NOTES from Frustrated Sue
Although the family relationships that are continued in this final blog are a treasure trove of research leads for a family genealogist, I fear they will not be very meaningful to the casual reader. It took me a bit of thought before I decided to go ahead and post this final part.
Two factors brought me to the decision to do so. The first is the integrity of the papers. Lide’s character shows in these passages as well as in the narratives that have been previously posted. Lide deserves to have her complete work shared.
[A reminder that I did some slight editing for the purpose of these blogs. I rearranged some of the materials so that the narrative would flow more smoothly. Also, I “corrected spelling” as far a possible in connection with the smudged typewritten words. All other spelling and grammar is as Lide and Charley wrote these papers.]

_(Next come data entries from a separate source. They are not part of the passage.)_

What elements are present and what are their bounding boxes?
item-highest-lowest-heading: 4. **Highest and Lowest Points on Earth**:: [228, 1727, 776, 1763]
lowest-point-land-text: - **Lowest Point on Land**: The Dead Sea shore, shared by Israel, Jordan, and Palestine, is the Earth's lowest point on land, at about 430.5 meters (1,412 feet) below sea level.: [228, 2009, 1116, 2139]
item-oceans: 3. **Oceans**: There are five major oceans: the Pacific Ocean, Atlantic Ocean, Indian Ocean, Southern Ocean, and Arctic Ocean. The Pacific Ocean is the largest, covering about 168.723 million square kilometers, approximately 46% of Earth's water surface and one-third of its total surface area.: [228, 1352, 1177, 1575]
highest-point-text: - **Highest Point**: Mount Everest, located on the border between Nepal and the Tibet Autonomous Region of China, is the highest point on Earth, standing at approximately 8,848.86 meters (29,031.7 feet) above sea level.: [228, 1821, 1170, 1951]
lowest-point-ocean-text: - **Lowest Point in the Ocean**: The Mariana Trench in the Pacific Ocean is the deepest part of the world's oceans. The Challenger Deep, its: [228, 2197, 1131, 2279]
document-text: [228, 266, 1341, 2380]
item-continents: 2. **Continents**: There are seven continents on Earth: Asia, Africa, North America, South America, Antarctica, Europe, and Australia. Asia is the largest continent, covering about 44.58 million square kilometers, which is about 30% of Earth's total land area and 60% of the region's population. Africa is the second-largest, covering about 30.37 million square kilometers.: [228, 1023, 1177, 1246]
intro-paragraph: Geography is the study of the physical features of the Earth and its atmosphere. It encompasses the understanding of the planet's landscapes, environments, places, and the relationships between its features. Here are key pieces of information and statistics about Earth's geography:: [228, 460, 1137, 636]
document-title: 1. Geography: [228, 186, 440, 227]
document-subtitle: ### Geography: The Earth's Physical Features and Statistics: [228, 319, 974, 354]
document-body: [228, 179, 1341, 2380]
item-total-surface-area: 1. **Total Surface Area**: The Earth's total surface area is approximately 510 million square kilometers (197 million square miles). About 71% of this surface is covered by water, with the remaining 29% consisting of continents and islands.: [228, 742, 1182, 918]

The second reason for posting these last entries is that ALL the genealogy clues have now been placed into the blog. A total of 72 individuals of possible genealogical interest to me have been named in these papers. (I am excluding names such as Frank Stockton and Gene Stratton Porter and her brother; they are of historical interest, but they do not enter into my genealogy researches even as connections of in-laws.) 5 of these 72 people are listed with the “surname” UNKNOWN; the remaining 67 people have 14 surnames between them; and one of these “Schaeffer” is a spelling variation of another “Shafer.” So I have from 13 to 18 surnames to be looked into as I work to chart my family and my family’s relations and to write their stories in the context of history.
I can foresee many blogs about these people sometime in the future. As for today, Lide’s papers have been placed “in the cloud” where other researchers may find her if they are interested. And I need to return to my 21st century genealogy concerns — which may be the subject of one or more future blogs.